Türkiye olarak bunun tam tersini yaptık. Bunda da en büyük vebal hiç şüphesiz dönemin Millî Eğitim Bakanı Ziya Selçuk ve hemen her konuda müdahil olan ve nihai sorumluluk sahibi Cumhurbaşkanı Erdoğan’da. Eğer o gün zihinlerdeki öncelik ‘okulları nasıl açık tutarız?’ olsa idi bir yolu mutlaka bulunurdu.

Mesele eğitim olunca toplum genelde merkezi idarenin yönlendirmelerine göre hareket ediyor. Bu nedenle elbette Ankara temel sorumlu ama eğitimi önemseyip iktidar üzerinde ‘okulu açın, çocuklarımız hem öğretimlerinden geri kalıyorlar hem de psikolojileri bozuluyor’ diyen veli baskısı da oluşmadı. Eğitim politikalarının oy verme davranışlarındaki sıfıra yakın etkisi de toplum olarak hayatımızda bu konunun ne kadar önemli olduğunu da zaten ortaya koyuyor.

Online derslerde bile elinden geleni yapan mahdut sayıdaki kişileri, öğrencilerinden ayrı kalmanın sıkıntısını farklı yollarla görevini yapmaya çalışarak aşmaya çalışan istisnaları saymazsak eğitim camiası da başta bazı sendikalar olmak üzere okulların kapatılmasını kendine dert etmedi. Öyle ki okullar açıldığında artık normal mesaisine gitmeyen ve normalleşemeyen tek grup eğitim dünyası kalmıştı.

Bugün okullar açılmış olsa da kaybettiğimiz bir buçuk yılın maliyeti o kadar yüksek ve aradaki farkın kapatılması o kadar zaman alacak ki atılmamış adımları, gereği yapılmamış sorumlulukları anmadan bugüne gelmek zor.

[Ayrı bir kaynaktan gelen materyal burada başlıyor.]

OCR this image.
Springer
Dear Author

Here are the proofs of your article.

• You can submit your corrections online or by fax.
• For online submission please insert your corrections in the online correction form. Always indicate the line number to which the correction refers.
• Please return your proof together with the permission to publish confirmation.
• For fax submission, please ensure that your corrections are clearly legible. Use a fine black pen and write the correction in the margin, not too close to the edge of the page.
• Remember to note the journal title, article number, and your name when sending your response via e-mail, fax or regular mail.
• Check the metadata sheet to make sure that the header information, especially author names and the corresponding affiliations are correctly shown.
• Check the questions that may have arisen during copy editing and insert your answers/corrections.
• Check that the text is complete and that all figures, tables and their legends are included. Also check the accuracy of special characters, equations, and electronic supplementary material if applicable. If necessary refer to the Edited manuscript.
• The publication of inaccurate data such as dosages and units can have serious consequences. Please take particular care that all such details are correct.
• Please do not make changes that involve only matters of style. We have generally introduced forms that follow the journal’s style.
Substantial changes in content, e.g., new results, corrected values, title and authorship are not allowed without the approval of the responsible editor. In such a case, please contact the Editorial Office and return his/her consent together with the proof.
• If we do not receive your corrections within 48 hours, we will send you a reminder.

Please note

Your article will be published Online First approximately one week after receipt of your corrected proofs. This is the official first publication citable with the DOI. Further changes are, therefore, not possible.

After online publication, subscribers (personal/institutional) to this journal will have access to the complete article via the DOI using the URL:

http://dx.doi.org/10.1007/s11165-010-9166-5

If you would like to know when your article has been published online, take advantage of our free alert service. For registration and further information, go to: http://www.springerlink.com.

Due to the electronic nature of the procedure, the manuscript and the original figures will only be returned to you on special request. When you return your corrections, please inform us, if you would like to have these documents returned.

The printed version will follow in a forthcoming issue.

Mahmut Özer’in Millî Eğitim Bakanı olması ile nihayet önceliğini okulların açılması olarak tanımlayan ve bunun gereğini yapan birini gördük. Sağlık Bakanı Fahrettin Koca okulların açılması için kabinenin bir üyesi olarak sorumluluğu üstlenip diğer üyeleri cesaretlendirmek bir yana kaçak güreşmeyi tercih ediyordu. Özer’in gelmesi ile o da kaçacak daha fazla yer bulamadı. Baştan beri özellikle Yekta Saraç zamanında silik bir profil çizen YÖK’ü ise saymaya bile gerek yok.

İdareci, siyasetçi kriz zamanlarında nasıl yönetim sergilediği ile belli olur. “Oh ne güzel okullar da kapalı dur bakalım Allah kerimdir” mantığının temsilcileri uzun süre eğitim hayatına yön verdi. Milyonlarca gencin yıllarına yazık oldu.

Mahmut Özer’in okulları açma kararlılığını daha göreve geldiği ilk gün açıklaması üzerine de doktorlardan bazı eğitimcilere kadar birçok kişi okulların açılmaması gerektiği konusunda açıklamalar yapmaya başladılar. Allah’tan okulların açılması için yeterince geç kalındığı kabul edildiğinden sesleri çok çıkamadı ve birçok sivil toplum örgütü ortak açıklama ile gerekli tedbirler alınmak şartıyla okulların açılması gerektiğini belirtti.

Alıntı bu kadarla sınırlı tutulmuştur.